The president issued several statements in support of his son, but he also said he would not pardon him. His cancellation comes ahead of sentencing in both cases, which was scheduled for this month.
On Sunday night, Biden said the legal attacks were part of an “effort to break Hunter,” adding that he made the decision to pardon his son over the weekend.
“My whole career I have followed a simple principle: just tell the American people the truth. They will be honest,” Biden wrote.
“Here’s the truth: I believe in the justice system, but in fighting this, I also believe that crude politics infected the process and led to a miscarriage of justice.”
Stephen Cheng, Donald Trump’s communications director, suggested that Biden’s move supports Trump’s claims of a politically motivated justice system. “The failed witch hunt against President Trump has proven that the Democrat-controlled Justice Department and other radical prosecutors are guilty of weaponizing the justice system,” Cheng said.
Republican Congressman James Comer, chairman of the House Oversight Committee, said Biden lied when he claimed he had not pardoned his son, calling the family the “Biden Crime Family.”
In a statement, Hunter Biden said he “recognized and accepted responsibility” for “mistakes in the darkest days of my addiction — mistakes that were used to publicly humiliate and embarrass me and my family for political sport.”

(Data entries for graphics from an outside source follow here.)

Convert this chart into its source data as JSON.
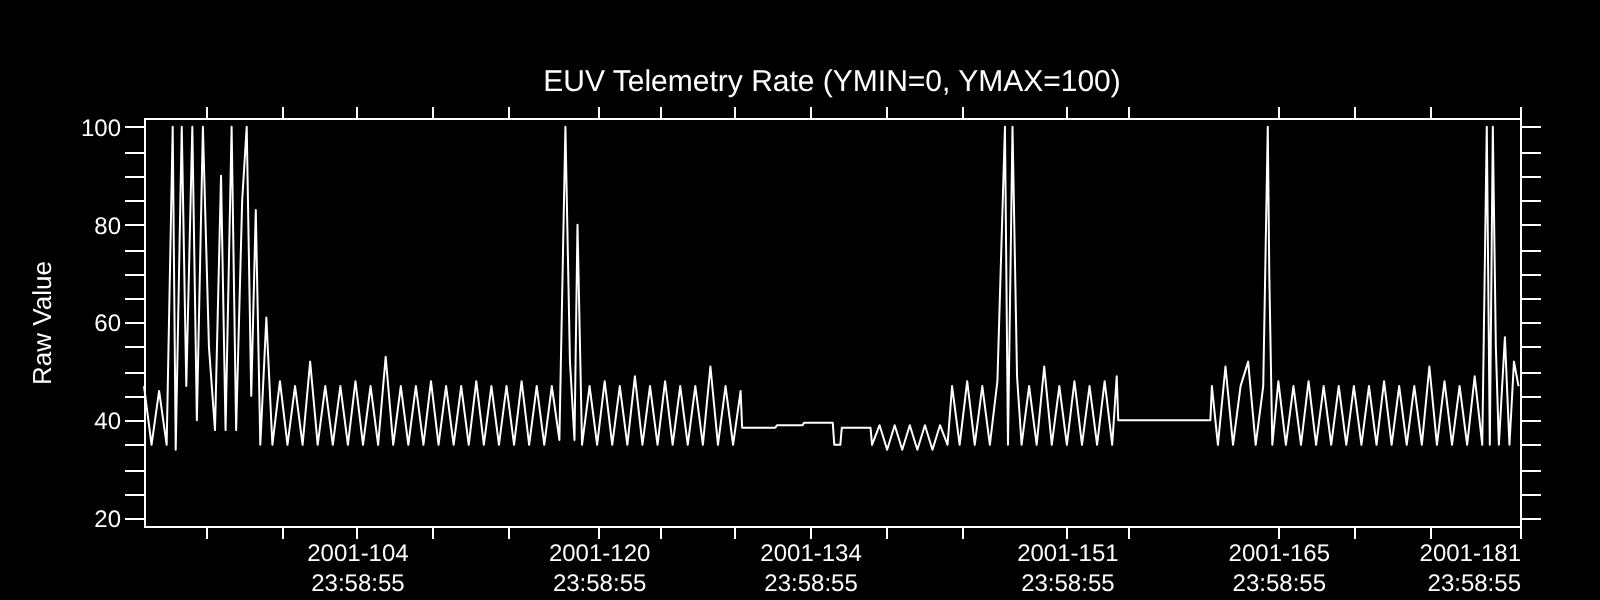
{
  "chart_data": {
    "type": "line",
    "title": "EUV Telemetry Rate (YMIN=0, YMAX=100)",
    "ylabel": "Raw Value",
    "xlim": [
      "2001-03-31T21:36",
      "2001-06-30T23:58:55"
    ],
    "ylim": [
      18.4,
      101.8
    ],
    "xticks": [
      {
        "value": "2001-04-04T23:58:55",
        "label": null
      },
      {
        "value": "2001-04-09T23:58:55",
        "label": null
      },
      {
        "value": "2001-04-14T23:58:55",
        "label": "2001-104\n23:58:55"
      },
      {
        "value": "2001-04-19T23:58:55",
        "label": null
      },
      {
        "value": "2001-04-24T23:58:55",
        "label": null
      },
      {
        "value": "2001-04-30T23:58:55",
        "label": "2001-120\n23:58:55"
      },
      {
        "value": "2001-05-04T23:58:55",
        "label": null
      },
      {
        "value": "2001-05-09T23:58:55",
        "label": null
      },
      {
        "value": "2001-05-14T23:58:55",
        "label": "2001-134\n23:58:55"
      },
      {
        "value": "2001-05-19T23:58:55",
        "label": null
      },
      {
        "value": "2001-05-24T23:58:55",
        "label": null
      },
      {
        "value": "2001-05-31T23:58:55",
        "label": "2001-151\n23:58:55"
      },
      {
        "value": "2001-06-04T23:58:55",
        "label": null
      },
      {
        "value": "2001-06-14T23:58:55",
        "label": "2001-165\n23:58:55"
      },
      {
        "value": "2001-06-19T23:58:55",
        "label": null
      },
      {
        "value": "2001-06-24T23:58:55",
        "label": null
      },
      {
        "value": "2001-06-30T23:58:55",
        "label": "2001-181\n23:58:55"
      }
    ],
    "yticks": [
      20,
      {
        "value": 25,
        "label": null
      },
      {
        "value": 30,
        "label": null
      },
      {
        "value": 35,
        "label": null
      },
      40,
      {
        "value": 45,
        "label": null
      },
      {
        "value": 50,
        "label": null
      },
      {
        "value": 55,
        "label": null
      },
      60,
      {
        "value": 65,
        "label": null
      },
      {
        "value": 70,
        "label": null
      },
      {
        "value": 75,
        "label": null
      },
      80,
      {
        "value": 85,
        "label": null
      },
      {
        "value": 90,
        "label": null
      },
      {
        "value": 95,
        "label": null
      },
      100
    ],
    "grid": false,
    "series": [
      {
        "color": "#ffffff",
        "x": [
          "2001-03-31T21:36",
          "2001-04-01T09:36",
          "2001-04-01T21:36",
          "2001-04-02T09:36",
          "2001-04-02T19:12",
          "2001-04-03T00:00",
          "2001-04-03T09:36",
          "2001-04-03T16:48",
          "2001-04-04T02:24",
          "2001-04-04T09:36",
          "2001-04-04T19:12",
          "2001-04-05T04:48",
          "2001-04-05T14:24",
          "2001-04-06T00:00",
          "2001-04-06T07:12",
          "2001-04-06T16:48",
          "2001-04-07T00:00",
          "2001-04-07T09:36",
          "2001-04-07T16:48",
          "2001-04-08T00:00",
          "2001-04-08T07:12",
          "2001-04-08T14:24",
          "2001-04-09T00:00",
          "2001-04-09T09:36",
          "2001-04-09T21:36",
          "2001-04-10T09:36",
          "2001-04-10T21:36",
          "2001-04-11T09:36",
          "2001-04-11T21:36",
          "2001-04-12T09:36",
          "2001-04-12T21:36",
          "2001-04-13T09:36",
          "2001-04-13T21:36",
          "2001-04-14T09:36",
          "2001-04-14T21:36",
          "2001-04-15T09:36",
          "2001-04-15T21:36",
          "2001-04-16T09:36",
          "2001-04-16T21:36",
          "2001-04-17T09:36",
          "2001-04-17T21:36",
          "2001-04-18T09:36",
          "2001-04-18T21:36",
          "2001-04-19T09:36",
          "2001-04-19T21:36",
          "2001-04-20T09:36",
          "2001-04-20T21:36",
          "2001-04-21T09:36",
          "2001-04-21T21:36",
          "2001-04-22T09:36",
          "2001-04-22T21:36",
          "2001-04-23T09:36",
          "2001-04-23T21:36",
          "2001-04-24T09:36",
          "2001-04-24T21:36",
          "2001-04-25T09:36",
          "2001-04-25T21:36",
          "2001-04-26T09:36",
          "2001-04-26T21:36",
          "2001-04-27T09:36",
          "2001-04-27T21:36",
          "2001-04-28T09:36",
          "2001-04-28T19:12",
          "2001-04-29T02:24",
          "2001-04-29T09:36",
          "2001-04-29T14:24",
          "2001-04-29T21:36",
          "2001-04-30T09:36",
          "2001-04-30T21:36",
          "2001-05-01T09:36",
          "2001-05-01T21:36",
          "2001-05-02T09:36",
          "2001-05-02T21:36",
          "2001-05-03T09:36",
          "2001-05-03T21:36",
          "2001-05-04T09:36",
          "2001-05-04T21:36",
          "2001-05-05T09:36",
          "2001-05-05T21:36",
          "2001-05-06T09:36",
          "2001-05-06T21:36",
          "2001-05-07T09:36",
          "2001-05-07T21:36",
          "2001-05-08T09:36",
          "2001-05-08T21:36",
          "2001-05-09T09:36",
          "2001-05-09T21:36",
          "2001-05-10T09:36",
          "2001-05-10T12:00",
          "2001-05-12T16:48",
          "2001-05-12T19:12",
          "2001-05-14T12:00",
          "2001-05-14T14:24",
          "2001-05-16T12:00",
          "2001-05-16T14:24",
          "2001-05-17T00:00",
          "2001-05-17T02:24",
          "2001-05-19T00:00",
          "2001-05-19T02:24",
          "2001-05-19T14:24",
          "2001-05-20T02:24",
          "2001-05-20T14:24",
          "2001-05-21T02:24",
          "2001-05-21T14:24",
          "2001-05-22T02:24",
          "2001-05-22T14:24",
          "2001-05-23T02:24",
          "2001-05-23T14:24",
          "2001-05-24T02:24",
          "2001-05-24T09:36",
          "2001-05-24T21:36",
          "2001-05-25T09:36",
          "2001-05-25T21:36",
          "2001-05-26T09:36",
          "2001-05-26T21:36",
          "2001-05-27T09:36",
          "2001-05-27T21:36",
          "2001-05-28T02:24",
          "2001-05-28T09:36",
          "2001-05-28T16:48",
          "2001-05-29T00:00",
          "2001-05-29T12:00",
          "2001-05-30T00:00",
          "2001-05-30T12:00",
          "2001-05-31T00:00",
          "2001-05-31T12:00",
          "2001-06-01T00:00",
          "2001-06-01T12:00",
          "2001-06-02T00:00",
          "2001-06-02T12:00",
          "2001-06-03T00:00",
          "2001-06-03T12:00",
          "2001-06-04T00:00",
          "2001-06-04T07:12",
          "2001-06-04T09:36",
          "2001-06-10T12:00",
          "2001-06-10T14:24",
          "2001-06-11T00:00",
          "2001-06-11T12:00",
          "2001-06-12T00:00",
          "2001-06-12T12:00",
          "2001-06-13T00:00",
          "2001-06-13T12:00",
          "2001-06-14T00:00",
          "2001-06-14T07:12",
          "2001-06-14T09:36",
          "2001-06-14T14:24",
          "2001-06-15T00:00",
          "2001-06-15T12:00",
          "2001-06-16T00:00",
          "2001-06-16T12:00",
          "2001-06-17T00:00",
          "2001-06-17T12:00",
          "2001-06-18T00:00",
          "2001-06-18T12:00",
          "2001-06-19T00:00",
          "2001-06-19T12:00",
          "2001-06-20T00:00",
          "2001-06-20T12:00",
          "2001-06-21T00:00",
          "2001-06-21T12:00",
          "2001-06-22T00:00",
          "2001-06-22T12:00",
          "2001-06-23T00:00",
          "2001-06-23T12:00",
          "2001-06-24T00:00",
          "2001-06-24T12:00",
          "2001-06-25T00:00",
          "2001-06-25T12:00",
          "2001-06-26T00:00",
          "2001-06-26T12:00",
          "2001-06-27T00:00",
          "2001-06-27T12:00",
          "2001-06-28T00:00",
          "2001-06-28T12:00",
          "2001-06-28T19:12",
          "2001-06-29T00:00",
          "2001-06-29T04:48",
          "2001-06-29T09:36",
          "2001-06-29T14:24",
          "2001-06-30T00:00",
          "2001-06-30T07:12",
          "2001-06-30T14:24",
          "2001-06-30T21:36"
        ],
        "values": [
          47,
          35,
          46,
          35,
          100,
          34,
          100,
          47,
          100,
          40,
          100,
          55,
          38,
          90,
          38,
          100,
          38,
          85,
          100,
          45,
          83,
          35,
          61,
          35,
          48,
          35,
          47,
          35,
          52,
          35,
          47,
          35,
          47,
          35,
          48,
          35,
          47,
          35,
          53,
          35,
          47,
          35,
          47,
          35,
          48,
          35,
          47,
          35,
          47,
          35,
          48,
          35,
          47,
          35,
          47,
          35,
          48,
          35,
          47,
          35,
          47,
          36,
          100,
          52,
          36,
          80,
          35,
          47,
          35,
          48,
          35,
          47,
          35,
          49,
          35,
          47,
          35,
          48,
          35,
          47,
          35,
          47,
          35,
          51,
          35,
          47,
          35,
          46,
          38.5,
          38.5,
          39,
          39,
          39.5,
          39.5,
          35,
          35,
          38.5,
          38.5,
          35,
          39,
          34,
          39,
          34,
          39,
          34,
          39,
          34,
          39,
          35,
          47,
          35,
          48,
          35,
          47,
          35,
          48,
          100,
          35,
          100,
          49,
          35,
          47,
          35,
          51,
          35,
          47,
          35,
          48,
          35,
          47,
          35,
          48,
          35,
          49,
          40,
          40,
          47,
          35,
          51,
          35,
          47,
          52,
          35,
          47,
          100,
          70,
          35,
          48,
          35,
          47,
          35,
          48,
          35,
          47,
          35,
          47,
          35,
          47,
          35,
          47,
          35,
          48,
          35,
          47,
          35,
          47,
          35,
          51,
          35,
          48,
          35,
          47,
          35,
          49,
          35,
          100,
          35,
          100,
          55,
          35,
          57,
          35,
          52,
          47
        ]
      }
    ]
  }
}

The president’s son vowed to “never take the pardon I was given today for granted” and vowed to dedicate his life to “helping those who are still sick and suffering.”
The pardon covers all crimes committed by the president’s son between January 1, 2014 and December 1, 2024.
A survey A June poll by Monmouth University in New Jersey found that just under half of voters and nearly two-thirds of Democrats thought the Justice Department’s decision to indict Hunter Biden on gun charges was politically motivated.
The same poll found that just over half of all Americans, and nearly all Republicans, also believe that President-elect Donald Trump’s “hush money” trial in New York was politically motivated.